グループでのエクササイズとディスカッションの様子グループでのエクササイズとディスカッション

 一班が6~8名の班を構成し、課題解決に取り組みました。中学生たちは、初めて顔を合わせたこともあり、緊張した面持ちでしたが、愛媛大学教育学部太田教授による握手を用いた自己紹介を行うと、すっかり打ち解けた様子でした。
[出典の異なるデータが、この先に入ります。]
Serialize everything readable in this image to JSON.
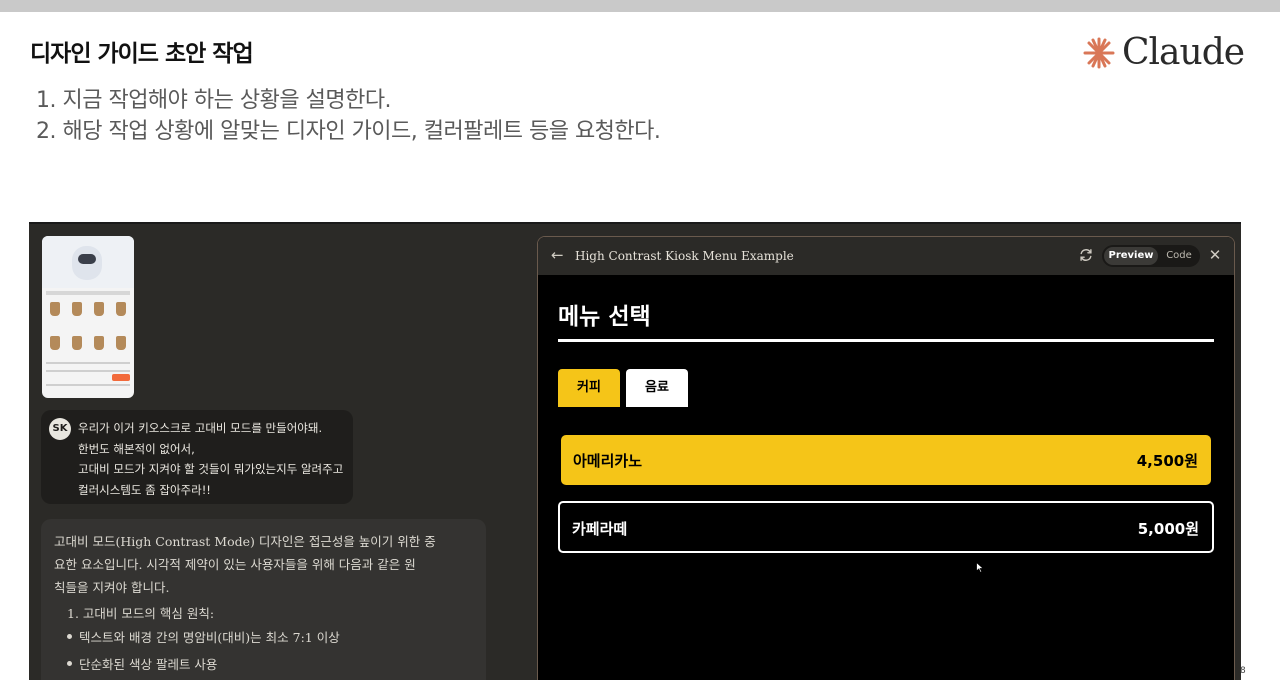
{
  "slide": {
    "title": "디자인 가이드 초안 작업",
    "bullets": [
      "1. 지금 작업해야 하는 상황을 설명한다.",
      "2. 해당 작업 상황에 알맞는 디자인 가이드, 컬러팔레트 등을 요청한다."
    ],
    "brand": "Claude",
    "brand_color": "#d97757",
    "page_number": "8"
  },
  "chat": {
    "user": {
      "avatar": "SK",
      "lines": [
        "우리가 이거 키오스크로 고대비 모드를 만들어야돼.",
        "한번도 해본적이 없어서,",
        "고대비 모드가 지켜야 할 것들이 뭐가있는지두 알려주고",
        "컬러시스템도 좀 잡아주라!!"
      ]
    },
    "assistant": {
      "lines": [
        "고대비 모드(High Contrast Mode) 디자인은 접근성을 높이기 위한 중",
        "요한 요소입니다. 시각적 제약이 있는 사용자들을 위해 다음과 같은 원",
        "칙들을 지켜야 합니다.",
        "1. 고대비 모드의 핵심 원칙:",
        "텍스트와 배경 간의 명암비(대비)는 최소 7:1 이상",
        "단순화된 색상 팔레트 사용"
      ]
    }
  },
  "artifact": {
    "title": "High Contrast Kiosk Menu Example",
    "preview_label": "Preview",
    "code_label": "Code",
    "icons": [
      "back-arrow-icon",
      "refresh-icon",
      "close-icon"
    ],
    "menu": {
      "heading": "메뉴 선택",
      "categories": [
        "커피",
        "음료"
      ],
      "items": [
        {
          "name": "아메리카노",
          "price": "4,500원"
        },
        {
          "name": "카페라떼",
          "price": "5,000원"
        }
      ],
      "accent_color": "#f5c518"
    }
  }
}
 エクササイズでは、冬山で遭難した場面を想定し、あらかじめ準備された下記のものを各班が話し合い、最も重要なものを①とし、いちばん役に立たないものを⑩というふうに順位付けをしていきました。ほとんどの班が「食料が一番大切だ」と結論付けたうえで発表された雪山登山専門家の答え。それは、体を冷やさないために雪洞を作る道具であるのこぎり。このときは、会場から大きなどよめきがありました。リーダーの存在は大切であるが、いかに一人一人の意見を聞き入れ、みんなで課題解決に向けて考えていくかが、活動のポイントでした。

中太ローソク

チョコレート(中) 5本

磁石(コンパス) 1個

マッチ 1箱

米 3㎏

2万5000分の1の地形図

ノコギリ(大) 1本

1.8m×3.6mのマット 1枚

非常食 10食分

替え靴下 7足


グループでのエクササイズとディスカッションの様子

 その後のディスカッションの「いじめが起きる原因」では、「軽い気持ちや冗談など些細な言動がきっかけになる」「嫉妬心」「集団と孤立が生まれる環境や雰囲気がある」「加害者のストレス発散」「互いを認めようとせず、短所ばかりを指摘する」などの意見が出されました。
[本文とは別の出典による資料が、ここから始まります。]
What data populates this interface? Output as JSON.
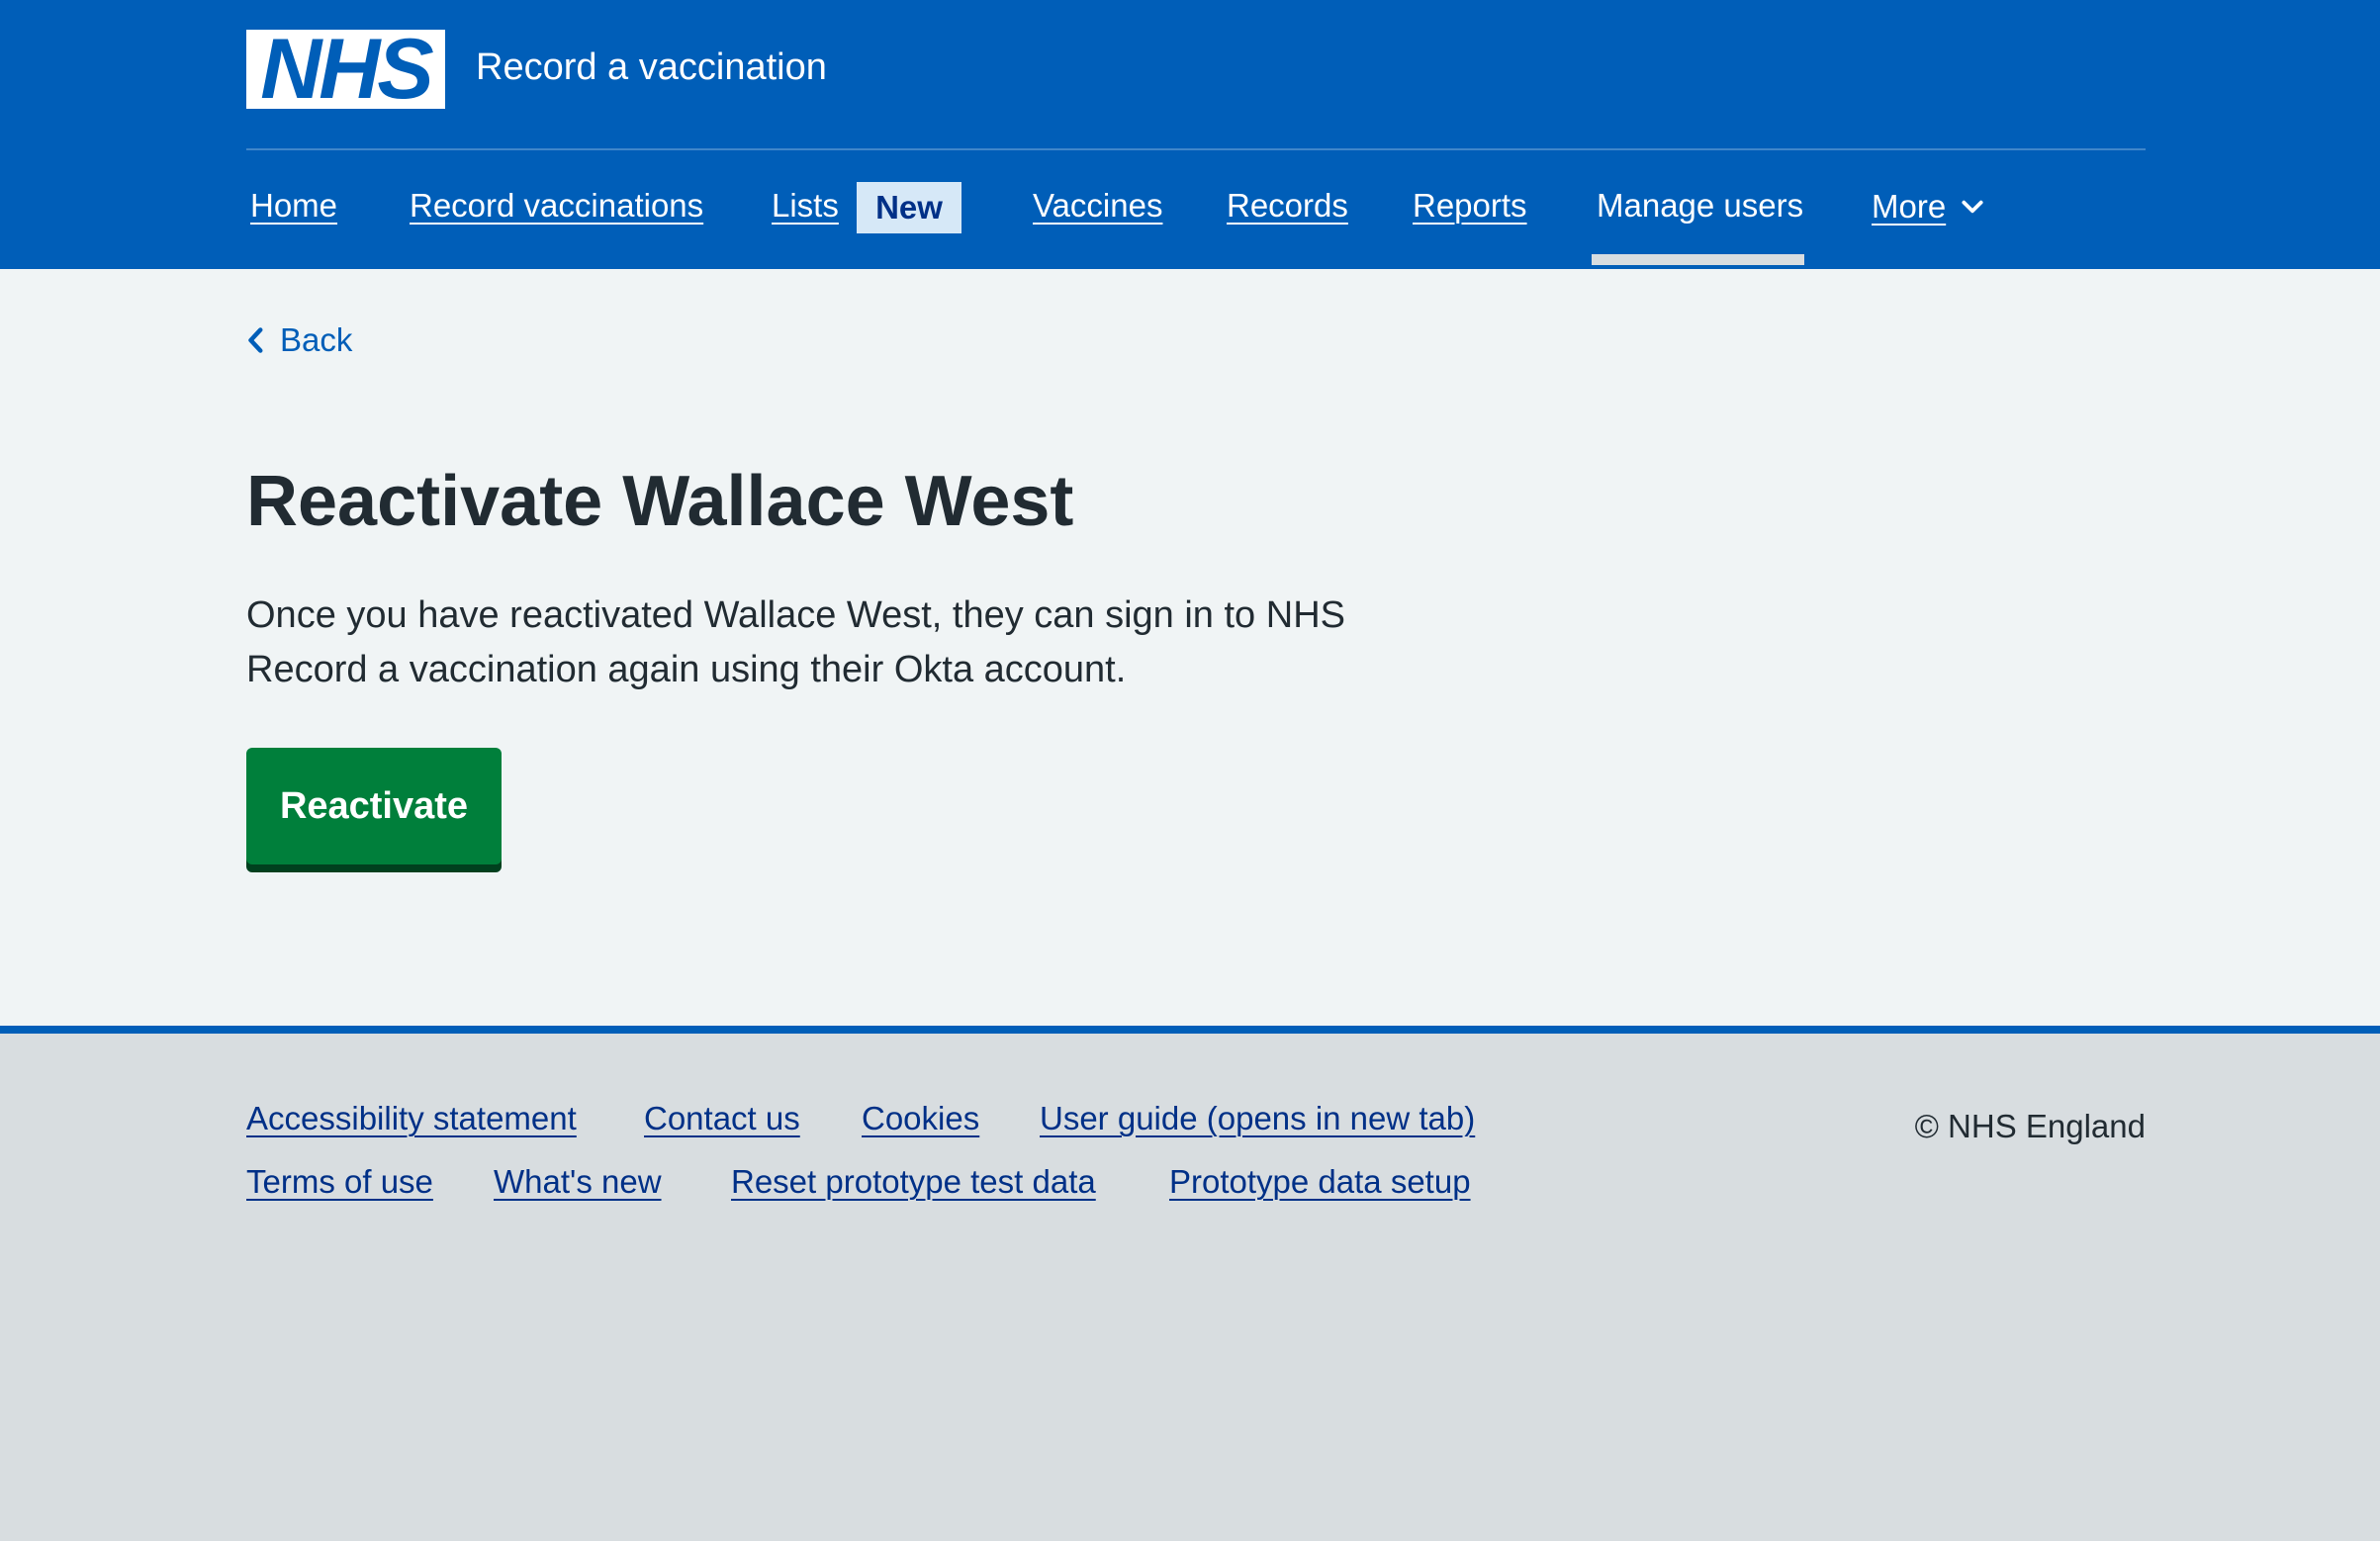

 「いじめを防ぐために、何をすればよいか」では、「一人一人の個性やよさを認める」「みんなでいじめが起きない雰囲気づくりをする」「友達とのコミュニケーションを大切にする」「いじめは絶対に許さないという意識をみんながもつ」「人権劇をする」「あいさつ運動、スポーツ、合唱などみんなで何かに取り組む」などの意見が出されました。一人一人の生徒がいじめ問題にしっかりと向き合って考えを深め、自分自身を見つめ直すとともに、他校の仲間と意見交換や演習を行うことで、いじめ撲滅のリーダーとしての自覚が高まっていきました。

 この会議の後、各学校では、参加した生徒が中心となり、報告会を行ったり、いじめ防止に関する標語を発表したり、人権集会を開いたりする取組を進めているという声を聞きます。今後、中学生から愛媛県全体に広くいじめ撲滅のメッセージを発信してくれることを期待しています。

※この会議の詳細については、「えひめ愛顔の子ども新聞」として、11月下旬に県下中学校全家庭に配布します。また、人権教育課ホームページでも、配信を予定しています。